En este contexto surge la criminalización de un sentimiento -el odio- para castigar a disidentes. Una metáfora o un chiste no puede constituir un delito de opinión para neutralizar y perseguir opositores. Cuando esto ocurre hay que hacer un estudio lingüístico del texto que pretende ser usado para sancionar a su autor. En este sentido afirmaba Jorge Luis Borges que “los lugares comunes corresponden a verdaderas afinidades entre las cosas, mientras que las metáforas se inventan, no corresponden a afinidades reales, no arbitrarias”. De acuerdo con esto, una metáfora, buena o mala, no constituye delito. No puede, entonces, desprenderse un delito cada que vez que el hablante se apoye en los recursos que la retórica le ofrece para expresar una opinión. De ser así, hasta los poetas estarían expuestos a ser sancionados. La poesía (como la narrativa) produce imágenes en la mente del lector, según la lectura de cada cual. Y esto no puede ser limitado por la aplicación de ninguna ley.
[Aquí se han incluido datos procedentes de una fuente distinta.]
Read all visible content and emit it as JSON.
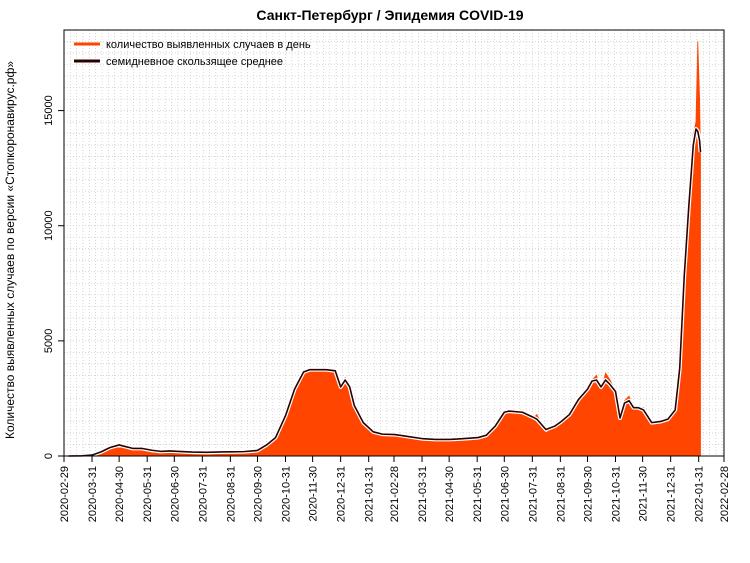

Pero hay algo más: ¿cómo hacen los jueces para definir jurídicamente el odio? Se trata de un concepto jurídico indeterminado que debe ser definido en cada caso por el juez. Valdría la pena conocer los mecanismos argumentativos usados para definir el odio que irradia el discurso opositor. Según María Moliner el odio es: “Sentimiento violento de repulsión hacia alguien, acompañado de deseo de causarle o de que le ocurra algún daño”. Como sentimiento no puede encajar en un tipo penal.

Para establecer que una frase ambigua o una metáfora constituye una expresión de odio significa, más bien, construir delitos lingüísticos. (En Venezuela tenemos un antecedente en el caso de Leopoldo López). Fundamentar supuestos llamados al odio sobre la base de lo lingüístico entraña una amenaza para todos los venezolanos que pueden verse enjuiciados por la manera como conjugan los verbos y usan los sustantivos, adverbios, adjetivos y preposiciones. Una coma mal puesta puede significar una pena privativa de libertad. Penalizar las metáforas, las metonimias, la ironía, la hipérbole, el humor y, sobre todo, la sintaxis es un riesgo del que no escapa nadie.
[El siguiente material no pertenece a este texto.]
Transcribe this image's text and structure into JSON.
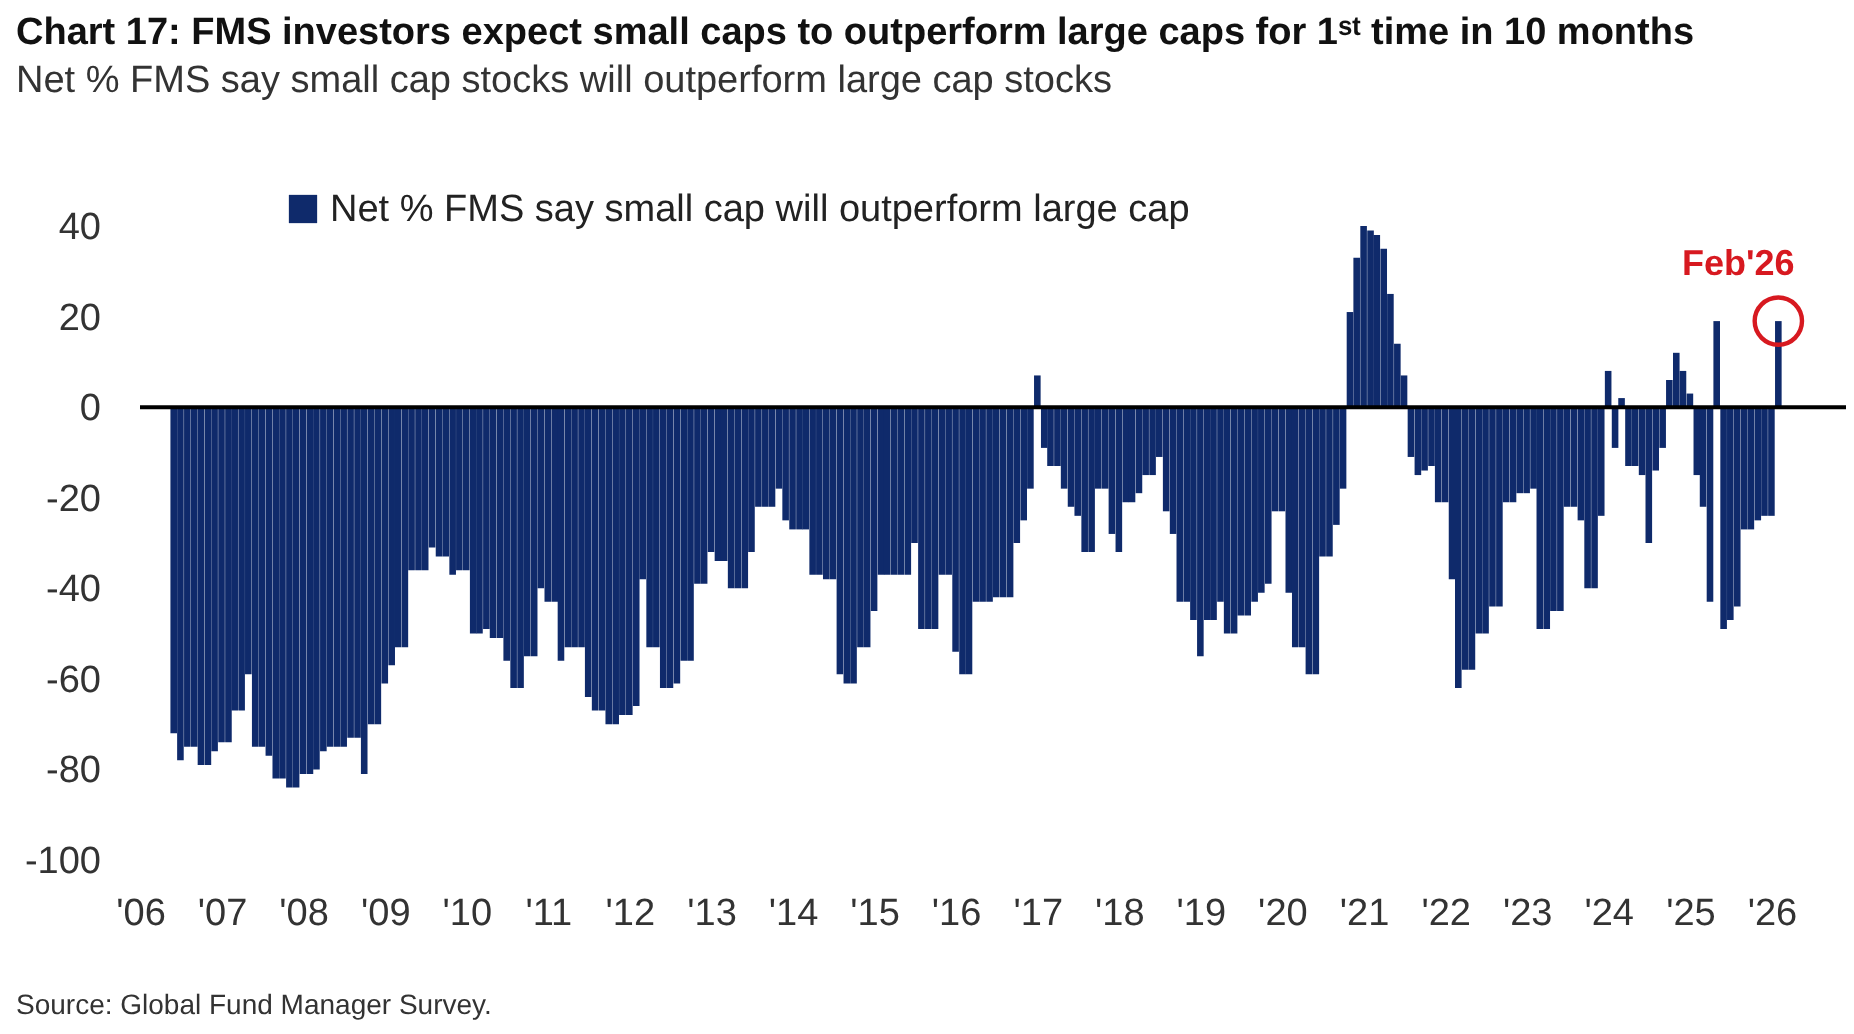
{
  "chart_data": {
    "type": "bar",
    "title": "Chart 17: FMS investors expect small caps to outperform large caps for 1ˢᵗ time in 10 months",
    "subtitle": "Net % FMS say small cap stocks will outperform large cap stocks",
    "x": [
      "2006-06",
      "2006-07",
      "2006-08",
      "2006-09",
      "2006-10",
      "2006-11",
      "2006-12",
      "2007-01",
      "2007-02",
      "2007-03",
      "2007-04",
      "2007-05",
      "2007-06",
      "2007-07",
      "2007-08",
      "2007-09",
      "2007-10",
      "2007-11",
      "2007-12",
      "2008-01",
      "2008-02",
      "2008-03",
      "2008-04",
      "2008-05",
      "2008-06",
      "2008-07",
      "2008-08",
      "2008-09",
      "2008-10",
      "2008-11",
      "2008-12",
      "2009-01",
      "2009-02",
      "2009-03",
      "2009-04",
      "2009-05",
      "2009-06",
      "2009-07",
      "2009-08",
      "2009-09",
      "2009-10",
      "2009-11",
      "2009-12",
      "2010-01",
      "2010-02",
      "2010-03",
      "2010-04",
      "2010-05",
      "2010-06",
      "2010-07",
      "2010-08",
      "2010-09",
      "2010-10",
      "2010-11",
      "2010-12",
      "2011-01",
      "2011-02",
      "2011-03",
      "2011-04",
      "2011-05",
      "2011-06",
      "2011-07",
      "2011-08",
      "2011-09",
      "2011-10",
      "2011-11",
      "2011-12",
      "2012-01",
      "2012-02",
      "2012-03",
      "2012-04",
      "2012-05",
      "2012-06",
      "2012-07",
      "2012-08",
      "2012-09",
      "2012-10",
      "2012-11",
      "2012-12",
      "2013-01",
      "2013-02",
      "2013-03",
      "2013-04",
      "2013-05",
      "2013-06",
      "2013-07",
      "2013-08",
      "2013-09",
      "2013-10",
      "2013-11",
      "2013-12",
      "2014-01",
      "2014-02",
      "2014-03",
      "2014-04",
      "2014-05",
      "2014-06",
      "2014-07",
      "2014-08",
      "2014-09",
      "2014-10",
      "2014-11",
      "2014-12",
      "2015-01",
      "2015-02",
      "2015-03",
      "2015-04",
      "2015-05",
      "2015-06",
      "2015-07",
      "2015-08",
      "2015-09",
      "2015-10",
      "2015-11",
      "2015-12",
      "2016-01",
      "2016-02",
      "2016-03",
      "2016-04",
      "2016-05",
      "2016-06",
      "2016-07",
      "2016-08",
      "2016-09",
      "2016-10",
      "2016-11",
      "2016-12",
      "2017-01",
      "2017-02",
      "2017-03",
      "2017-04",
      "2017-05",
      "2017-06",
      "2017-07",
      "2017-08",
      "2017-09",
      "2017-10",
      "2017-11",
      "2017-12",
      "2018-01",
      "2018-02",
      "2018-03",
      "2018-04",
      "2018-05",
      "2018-06",
      "2018-07",
      "2018-08",
      "2018-09",
      "2018-10",
      "2018-11",
      "2018-12",
      "2019-01",
      "2019-02",
      "2019-03",
      "2019-04",
      "2019-05",
      "2019-06",
      "2019-07",
      "2019-08",
      "2019-09",
      "2019-10",
      "2019-11",
      "2019-12",
      "2020-01",
      "2020-02",
      "2020-03",
      "2020-04",
      "2020-05",
      "2020-06",
      "2020-07",
      "2020-08",
      "2020-09",
      "2020-10",
      "2020-11",
      "2020-12",
      "2021-01",
      "2021-02",
      "2021-03",
      "2021-04",
      "2021-05",
      "2021-06",
      "2021-07",
      "2021-08",
      "2021-09",
      "2021-10",
      "2021-11",
      "2021-12",
      "2022-01",
      "2022-02",
      "2022-03",
      "2022-04",
      "2022-05",
      "2022-06",
      "2022-07",
      "2022-08",
      "2022-09",
      "2022-10",
      "2022-11",
      "2022-12",
      "2023-01",
      "2023-02",
      "2023-03",
      "2023-04",
      "2023-05",
      "2023-06",
      "2023-07",
      "2023-08",
      "2023-09",
      "2023-10",
      "2023-11",
      "2023-12",
      "2024-01",
      "2024-02",
      "2024-03",
      "2024-04",
      "2024-05",
      "2024-06",
      "2024-07",
      "2024-08",
      "2024-09",
      "2024-10",
      "2024-11",
      "2024-12",
      "2025-01",
      "2025-02",
      "2025-03",
      "2025-04",
      "2025-05",
      "2025-06",
      "2025-07",
      "2025-08",
      "2025-09",
      "2025-10",
      "2025-11",
      "2025-12",
      "2026-01",
      "2026-02"
    ],
    "series": [
      {
        "name": "Net % FMS say small cap will outperform large cap",
        "color": "#0f2a6b",
        "values": [
          -72,
          -78,
          -75,
          -75,
          -79,
          -79,
          -76,
          -74,
          -74,
          -67,
          -67,
          -59,
          -75,
          -75,
          -77,
          -82,
          -82,
          -84,
          -84,
          -81,
          -81,
          -80,
          -76,
          -75,
          -75,
          -75,
          -73,
          -73,
          -81,
          -70,
          -70,
          -61,
          -57,
          -53,
          -53,
          -36,
          -36,
          -36,
          -31,
          -33,
          -33,
          -37,
          -36,
          -36,
          -50,
          -50,
          -49,
          -51,
          -51,
          -56,
          -62,
          -62,
          -55,
          -55,
          -40,
          -43,
          -43,
          -56,
          -53,
          -53,
          -53,
          -64,
          -67,
          -67,
          -70,
          -70,
          -68,
          -68,
          -66,
          -38,
          -53,
          -53,
          -62,
          -62,
          -61,
          -56,
          -56,
          -39,
          -39,
          -32,
          -34,
          -34,
          -40,
          -40,
          -40,
          -32,
          -22,
          -22,
          -22,
          -18,
          -25,
          -27,
          -27,
          -27,
          -37,
          -37,
          -38,
          -38,
          -59,
          -61,
          -61,
          -53,
          -53,
          -45,
          -37,
          -37,
          -37,
          -37,
          -37,
          -30,
          -49,
          -49,
          -49,
          -37,
          -37,
          -54,
          -59,
          -59,
          -43,
          -43,
          -43,
          -42,
          -42,
          -42,
          -30,
          -25,
          -18,
          7,
          -9,
          -13,
          -13,
          -18,
          -22,
          -24,
          -32,
          -32,
          -18,
          -18,
          -28,
          -32,
          -21,
          -21,
          -19,
          -15,
          -15,
          -11,
          -23,
          -28,
          -43,
          -43,
          -47,
          -55,
          -47,
          -47,
          -43,
          -50,
          -50,
          -46,
          -46,
          -43,
          -41,
          -39,
          -23,
          -23,
          -41,
          -53,
          -53,
          -59,
          -59,
          -33,
          -33,
          -26,
          -18,
          21,
          33,
          40,
          39,
          38,
          35,
          25,
          14,
          7,
          -11,
          -15,
          -14,
          -13,
          -21,
          -21,
          -38,
          -62,
          -58,
          -58,
          -50,
          -50,
          -44,
          -44,
          -21,
          -21,
          -19,
          -19,
          -18,
          -49,
          -49,
          -45,
          -45,
          -22,
          -22,
          -25,
          -40,
          -40,
          -24,
          8,
          -9,
          2,
          -13,
          -13,
          -15,
          -30,
          -14,
          -9,
          6,
          12,
          8,
          3,
          -15,
          -22,
          -43,
          19,
          -49,
          -47,
          -44,
          -27,
          -27,
          -25,
          -24,
          -24,
          19
        ]
      }
    ],
    "xlim": [
      "2006-01",
      "2026-12"
    ],
    "xticks": [
      {
        "value": "2006-01",
        "label": "'06"
      },
      {
        "value": "2007-01",
        "label": "'07"
      },
      {
        "value": "2008-01",
        "label": "'08"
      },
      {
        "value": "2009-01",
        "label": "'09"
      },
      {
        "value": "2010-01",
        "label": "'10"
      },
      {
        "value": "2011-01",
        "label": "'11"
      },
      {
        "value": "2012-01",
        "label": "'12"
      },
      {
        "value": "2013-01",
        "label": "'13"
      },
      {
        "value": "2014-01",
        "label": "'14"
      },
      {
        "value": "2015-01",
        "label": "'15"
      },
      {
        "value": "2016-01",
        "label": "'16"
      },
      {
        "value": "2017-01",
        "label": "'17"
      },
      {
        "value": "2018-01",
        "label": "'18"
      },
      {
        "value": "2019-01",
        "label": "'19"
      },
      {
        "value": "2020-01",
        "label": "'20"
      },
      {
        "value": "2021-01",
        "label": "'21"
      },
      {
        "value": "2022-01",
        "label": "'22"
      },
      {
        "value": "2023-01",
        "label": "'23"
      },
      {
        "value": "2024-01",
        "label": "'24"
      },
      {
        "value": "2025-01",
        "label": "'25"
      },
      {
        "value": "2026-01",
        "label": "'26"
      }
    ],
    "ylim": [
      -100,
      40
    ],
    "yticks": [
      -100,
      -80,
      -60,
      -40,
      -20,
      0,
      20,
      40
    ],
    "ref_lines": [
      {
        "axis": "y",
        "value": 0,
        "color": "#000000"
      }
    ],
    "annotations": [
      {
        "text": "Feb'26",
        "x": "2026-02",
        "y": 19
      },
      "Source: Global Fund Manager Survey."
    ],
    "legend": "top left",
    "grid": false
  }
}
Por razones obvias, este asunto destaca la necesidad de que en las escuelas de Derecho se introduzcan los estudios relacionados con la lingüística. Y ello no solo para mejorar el lenguaje jurídico, sino para poner a los abogados en capacidad de poder defenderse ante una tendencia totalitaria de criminalizar la lengua y la retórica. De ahí que no es posible deducir -hay que insistir- un delito a partir de la utilización de los recursos retóricos de que se disponen en el discurso político. Parece que estamos en un capítulo inédito de la novela 1984 de George Orwell: la criminalización de los sentimientos y de la lingüística.